Furthermore, the TCA-M Loudspeaker is built with the notion of ‘Form follows Function’, but none-theless, is presented as a beautiful sculptural object, as much as a functioning loudspeaker. Our customers will be investing in a piece of art for their home, as well as a sound system, making the design world as much our target audience, as the high end hifi microcosmos.
It remains to be seen who might become our customers, but first and foremost I imagine it will be critical listeners who loves the combination of music and styling in their home without need for lots of additional technical gear, cables and acoustic room treatment other than rugs, furniture and people. As Miles Davis said, “For me, music and life are all about style”.

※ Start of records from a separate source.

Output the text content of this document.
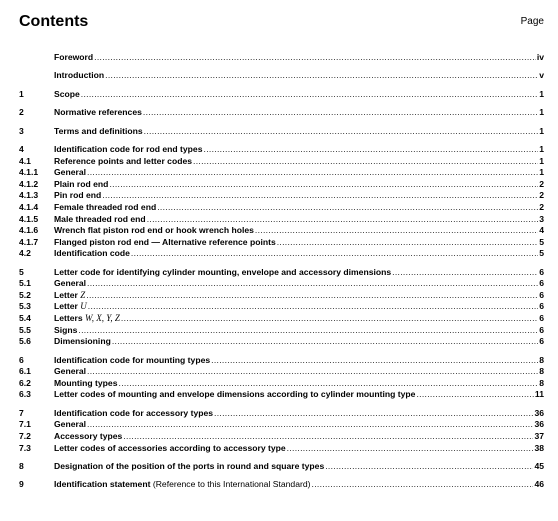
Contents	Page
Foreword .....	iv
Introduction .....	v
1	Scope .....	1
2	Normative references .....	1
3	Terms and definitions .....	1
4	Identification code for rod end types .....	1
4.1	Reference points and letter codes .....	1
4.1.1	General .....	1
4.1.2	Plain rod end .....	2
4.1.3	Pin rod end .....	2
4.1.4	Female threaded rod end .....	2
4.1.5	Male threaded rod end .....	3
4.1.6	Wrench flat piston rod end or hook wrench holes .....	4
4.1.7	Flanged piston rod end — Alternative reference points .....	5
4.2	Identification code .....	5
5	Letter code for identifying cylinder mounting, envelope and accessory dimensions .....	6
5.1	General .....	6
5.2	Letter Z .....	6
5.3	Letter U .....	6
5.4	Letters W, X, Y, Z .....	6
5.5	Signs .....	6
5.6	Dimensioning .....	6
6	Identification code for mounting types .....	8
6.1	General .....	8
6.2	Mounting types .....	8
6.3	Letter codes of mounting and envelope dimensions according to cylinder mounting type .....	11
7	Identification code for accessory types .....	36
7.1	General .....	36
7.2	Accessory types .....	37
7.3	Letter codes of accessories according to accessory type .....	38
8	Designation of the position of the ports in round and square types .....	45
9	Identification statement (Reference to this International Standard) .....	46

NB: Can you tell us more about the collaborations with local craftspeople and engineers that resulted in the realization of this project? What will the production/value chain of Treble Clef Audio production look like, and how does it differ from the way high value consumer goods are normally produced and marketed?
OS: Launching Treble Clef Audio® and the TCA-M loudspeaker in Copenhagen and our exciting plans for extending our product range based on our patented acoustic platform, is the culmination of 6 years of development, industrial design considerations and the creation of a new and quite different Danish loudspeaker brand, all made possible only because of serendipitous meetings and close collaboration with a small group of independent, highly talented engineers, craftsmen and creative people. After hand building the first set of treble clef design loudspeakers and encouraged by the feedback and sound, I wanted to find out if perhaps I could obtain a design patent. Having thought more about the research and principles I had employed; I wrote an invention disclosure and sent it for review to a highly respected Intellectual Property law firm in Copenhagen. Their feedback was to opt for a full utility patent, which meant a need for precise drawings, CAD modelling and building a complete version of TCA-M including all my ideas, which wasn’t quite part of the hand-built set of speakers made in my own simple workshop and had to be captured to define the full set of patent claims.